There is another thread in the book about Sam Waxman, a junior at the college, who is struggling to figure out where he belongs on campus, in his family, and in the world, and what he wants to do with his life. He’s a math major taking a course in a new field — computer science — learning to program and listening to lectures that predict there will be computers in every office before long. He falls for an activist who wants to involve him in plans he’s not comfortable with, but he wants to impress her, so he struggles to find a way to help.
I think what impresses me most about this book is that the characters are very believable. They are imperfect people who sometimes worry too much about what other people think, or what the best way forward might be. They stumble. Sometimes they realize they’ve done the wrong thing and try to make amends. Virginia realizes she misjudged the small group of women professors on campus because she had taken her late husband’s view rather than forming her own, for example.
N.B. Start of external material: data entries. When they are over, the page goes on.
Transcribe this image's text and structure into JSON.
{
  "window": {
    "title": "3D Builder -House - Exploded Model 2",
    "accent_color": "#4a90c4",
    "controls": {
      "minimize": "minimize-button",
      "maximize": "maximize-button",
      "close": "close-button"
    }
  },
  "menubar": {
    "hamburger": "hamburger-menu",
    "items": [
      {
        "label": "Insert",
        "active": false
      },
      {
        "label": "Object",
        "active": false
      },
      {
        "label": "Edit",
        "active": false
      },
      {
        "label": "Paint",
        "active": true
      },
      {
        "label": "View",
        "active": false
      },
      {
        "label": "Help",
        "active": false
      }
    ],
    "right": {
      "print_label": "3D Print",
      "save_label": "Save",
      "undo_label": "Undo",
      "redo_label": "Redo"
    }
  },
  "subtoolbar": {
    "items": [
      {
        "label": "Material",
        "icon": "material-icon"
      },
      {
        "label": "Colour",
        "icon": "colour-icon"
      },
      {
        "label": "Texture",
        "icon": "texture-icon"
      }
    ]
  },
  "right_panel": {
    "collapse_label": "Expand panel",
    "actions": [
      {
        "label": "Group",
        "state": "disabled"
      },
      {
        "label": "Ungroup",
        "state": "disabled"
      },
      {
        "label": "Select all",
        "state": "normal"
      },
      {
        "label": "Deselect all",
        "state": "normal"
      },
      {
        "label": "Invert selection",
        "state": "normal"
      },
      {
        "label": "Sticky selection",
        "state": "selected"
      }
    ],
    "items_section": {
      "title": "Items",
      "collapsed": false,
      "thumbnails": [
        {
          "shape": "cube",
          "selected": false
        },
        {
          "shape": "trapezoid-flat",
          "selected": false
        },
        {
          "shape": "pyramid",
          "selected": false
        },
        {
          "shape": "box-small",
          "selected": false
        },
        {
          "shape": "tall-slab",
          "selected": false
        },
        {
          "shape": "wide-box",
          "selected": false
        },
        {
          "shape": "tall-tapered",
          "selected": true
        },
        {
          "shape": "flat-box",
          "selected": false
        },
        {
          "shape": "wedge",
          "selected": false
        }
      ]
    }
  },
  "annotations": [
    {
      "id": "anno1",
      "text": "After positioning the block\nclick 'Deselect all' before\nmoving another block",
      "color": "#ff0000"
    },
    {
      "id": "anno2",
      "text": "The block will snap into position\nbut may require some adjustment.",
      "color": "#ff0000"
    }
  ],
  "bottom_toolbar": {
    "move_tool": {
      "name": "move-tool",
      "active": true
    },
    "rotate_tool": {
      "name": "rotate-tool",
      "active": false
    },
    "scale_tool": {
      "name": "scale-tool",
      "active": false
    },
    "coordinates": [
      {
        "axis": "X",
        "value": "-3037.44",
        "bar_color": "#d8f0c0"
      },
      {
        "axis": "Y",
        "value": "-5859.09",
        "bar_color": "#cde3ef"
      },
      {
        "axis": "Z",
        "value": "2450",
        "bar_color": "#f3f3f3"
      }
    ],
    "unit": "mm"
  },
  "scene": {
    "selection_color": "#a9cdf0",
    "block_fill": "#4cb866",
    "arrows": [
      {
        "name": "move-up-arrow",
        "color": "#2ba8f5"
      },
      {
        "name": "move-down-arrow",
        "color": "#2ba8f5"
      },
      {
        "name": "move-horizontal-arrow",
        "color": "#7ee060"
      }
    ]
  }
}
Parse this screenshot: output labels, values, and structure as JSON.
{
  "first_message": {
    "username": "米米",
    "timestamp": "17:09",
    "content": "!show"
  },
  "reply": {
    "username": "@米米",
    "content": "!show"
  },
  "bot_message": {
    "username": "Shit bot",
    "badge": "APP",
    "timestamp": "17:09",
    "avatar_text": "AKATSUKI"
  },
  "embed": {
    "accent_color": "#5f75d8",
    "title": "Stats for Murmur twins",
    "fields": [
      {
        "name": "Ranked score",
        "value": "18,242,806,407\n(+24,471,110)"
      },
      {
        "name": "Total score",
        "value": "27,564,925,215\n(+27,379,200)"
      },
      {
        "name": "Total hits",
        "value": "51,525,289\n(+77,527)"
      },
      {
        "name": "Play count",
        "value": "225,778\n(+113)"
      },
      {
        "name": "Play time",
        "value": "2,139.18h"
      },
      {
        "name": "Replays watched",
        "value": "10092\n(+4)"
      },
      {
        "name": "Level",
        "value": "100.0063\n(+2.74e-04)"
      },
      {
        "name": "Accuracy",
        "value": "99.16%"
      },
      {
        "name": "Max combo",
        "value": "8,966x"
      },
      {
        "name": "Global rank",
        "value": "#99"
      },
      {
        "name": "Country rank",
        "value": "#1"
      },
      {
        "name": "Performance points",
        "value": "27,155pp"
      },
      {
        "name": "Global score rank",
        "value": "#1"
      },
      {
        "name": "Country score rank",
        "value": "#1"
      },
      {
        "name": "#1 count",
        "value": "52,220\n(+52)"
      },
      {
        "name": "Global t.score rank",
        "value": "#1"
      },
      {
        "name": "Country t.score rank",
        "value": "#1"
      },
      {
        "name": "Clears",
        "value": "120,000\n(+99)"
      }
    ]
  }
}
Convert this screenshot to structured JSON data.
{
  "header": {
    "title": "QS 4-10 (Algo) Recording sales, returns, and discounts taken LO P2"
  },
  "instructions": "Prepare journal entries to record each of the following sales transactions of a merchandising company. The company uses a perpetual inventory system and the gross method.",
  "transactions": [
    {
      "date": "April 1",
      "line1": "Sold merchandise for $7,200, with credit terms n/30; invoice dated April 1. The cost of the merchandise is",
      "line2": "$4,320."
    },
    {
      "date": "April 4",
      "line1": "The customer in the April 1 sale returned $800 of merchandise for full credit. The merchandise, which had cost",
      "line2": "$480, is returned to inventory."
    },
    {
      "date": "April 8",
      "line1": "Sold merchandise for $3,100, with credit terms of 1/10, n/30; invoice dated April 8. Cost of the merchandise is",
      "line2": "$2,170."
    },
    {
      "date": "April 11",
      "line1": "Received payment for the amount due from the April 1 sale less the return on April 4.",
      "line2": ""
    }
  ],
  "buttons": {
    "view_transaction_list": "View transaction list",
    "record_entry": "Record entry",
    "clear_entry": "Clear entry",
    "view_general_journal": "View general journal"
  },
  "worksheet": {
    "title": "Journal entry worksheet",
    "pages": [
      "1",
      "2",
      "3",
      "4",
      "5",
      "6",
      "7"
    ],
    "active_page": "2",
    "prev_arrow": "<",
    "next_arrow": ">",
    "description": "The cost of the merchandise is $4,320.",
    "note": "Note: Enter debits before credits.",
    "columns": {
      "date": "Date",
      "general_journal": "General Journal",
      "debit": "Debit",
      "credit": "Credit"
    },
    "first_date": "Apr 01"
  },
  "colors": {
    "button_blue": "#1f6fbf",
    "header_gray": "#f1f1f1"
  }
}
I also enjoyed how McCraw Crow captured the time not just in better known historical references like the Vietnam War and protest movements, but also in things like the back to the land movement, the Boston Women’s Health Book Collective (which produced Our Bodies, Ourselves), frosted lipstick, and pop and jazz references. Virginia’s idea for taking her dissertation in a new direction by writing about Sarah Miriam Peale is another interesting aspect of the plot — it makes sense that a woman with an emerging sense of the women’s liberation movement and her possible role in it would choose to elevate a lesser known female member of a famous art family.
An entertaining novel about people trying to change with the times and with their changing lives. Book clubs will enjoy it — not too long, solid writing, and lots of interesting relationships to discuss.